One of life’s great mysteries is the Adventure Race.
It seems more people sign up for these things every year. What is the draw? What needs are fulfilled in an environment once reserved for tribal relocation and Prisoners of War?
My experience with Adventure Racing is short.
Remember a game called ‘stretch’ where two players faced each other with one screwdriver and threw it at the ground beside their opponent’s feet? If it stuck in the ground the player moved his foot to the hole. If it stuck in the opponent’s foot, it was an automatic disqualification.
Seeing that once was enough, like the Mount Marathon Adventure Race.
But it wasn’t, so I signed up with something called a Hood To Coast Relay team. After training hard to be the weakest link on that team it was sad to see other members run slower than me. I’ve avoided the team captain in subsequent years in case he has another killer, or kill-me, idea.
Maybe the draw to Adventure Racing is mortality?
Death shouldn’t be in the title of any sporting activity. It has a place in the Bataan Death March, but why tag an adventure race, where $900 gets you to Vermont for the Spartan Death Race. Be forewarned of their advertisement: You May Die. It’s very dramatic, and a better slogan than the WWII Japanese reality of “We Will Kill You If You Surrender.”
The Bataan Death March didn’t have a webpage or a sellout event with a waiting list. There was no celebration at the end. Soldiers died before the march, during the march, and after.
Go too slow and you find helpful inspiration from the tip of a bayonet bloodied from the last person it poked; fall down and a truck might swerve to run over you, which in no way indicts bad drivers, just the sadistic ones running over exhausted POWs in the Philippines.
The Spartan Death Race won’t have men on horseback taking practice swings at your neck with their samurai swords. But you will get a forty eight hour race with a dropout rate of 90%. Finish that and you are somebody special, one in ten.
They say it best. From spartanrace.com:
This is highest level of Spartan Challenge. The Spartan Death Race is designed to present you with the totally unexpected, and the totally insane! Traditional physical challenges will make giving birth look like a walk in the park. This endurance race is comprised of mud runs, obstacle racing, trail racing, physical challenges and mental challenges all in a +48 hour adventure race. 90% of you will not complete this endurance race.

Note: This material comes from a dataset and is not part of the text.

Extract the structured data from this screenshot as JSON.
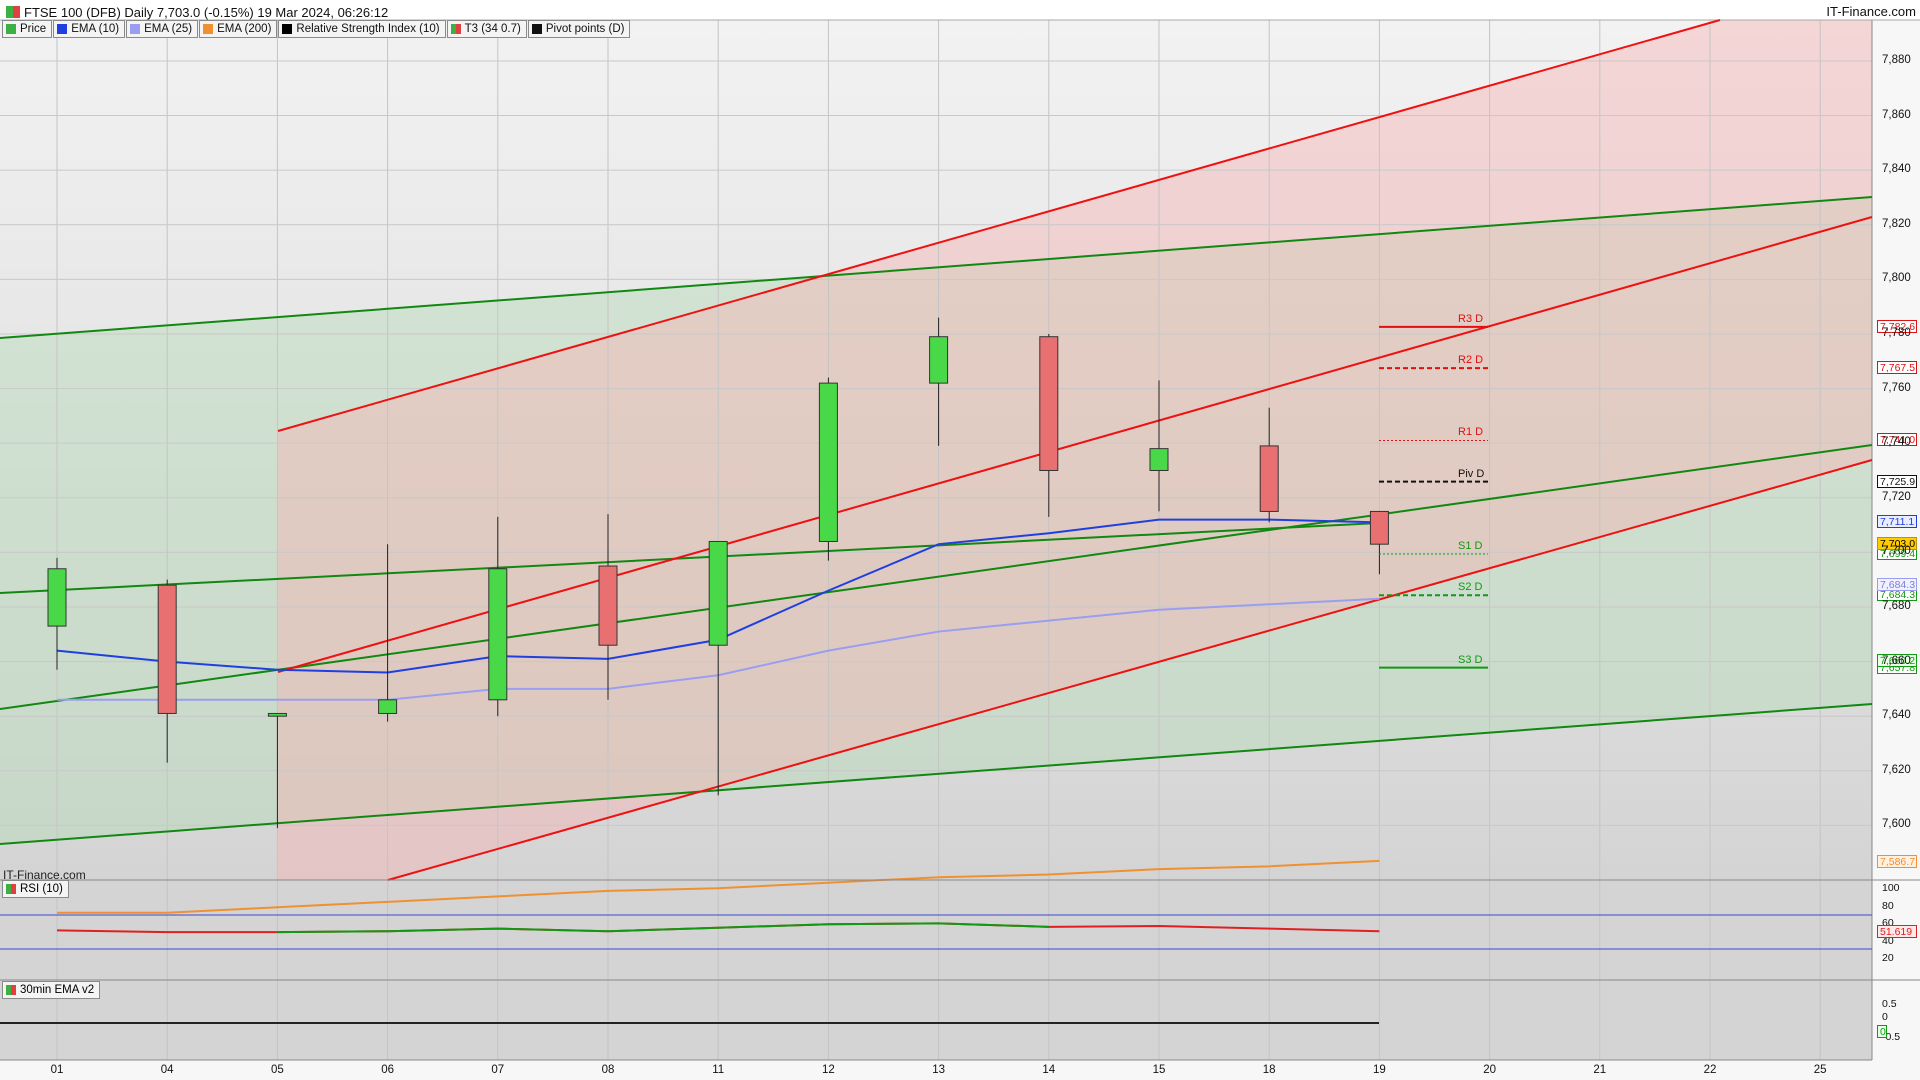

Please only consider this adventure style race if you have lived a full life to date.
You can make a similar numerical claim for the 76,000 on the Bataan Death March. The end is the big difference maker. Finishers got three and a half more years of war-time Japanese hospitality. For their effort, the administrators of the Bataan Death March were tried as war criminals and executed.
Maybe the thirst for adventure races goes deeper. In 1830 the Trail of Tears opened from southeastern America to present day Oklahoma. The participants were often barefoot, poorly clothed, and going out in winter without food. To stay warm they received disease-ridden blankets.
Alexis de Tocqueville was no sportswriter, but he filed this report:
“In the whole scene there was an air of ruin and destruction, something which betrayed a final and irrevocable adieu; one couldn’t watch without feeling one’s heart wrung. The Indians were tranquil, but sombre and taciturn. There was one who could speak English and of whom I asked why the Chactas were leaving their country. “To be free,” he answered, could never get any other reason out of him. We … watch the expulsion … of one of the most celebrated and ancient American peoples.”
Stress and strain builds character, the same way marketing guru Seth Godin says honesty and dependability builds trust.
Trust and character.
If doing the Spartan Death Race helps build trust and character, then it’s hard to complain, but don’t confuse the characteristics in those racers with marchers under the gun. For them, trust and character was the true grit in a soul tested beyond humanity.
If Adventure Races put a little of that into the contestants, then they start to make more sense.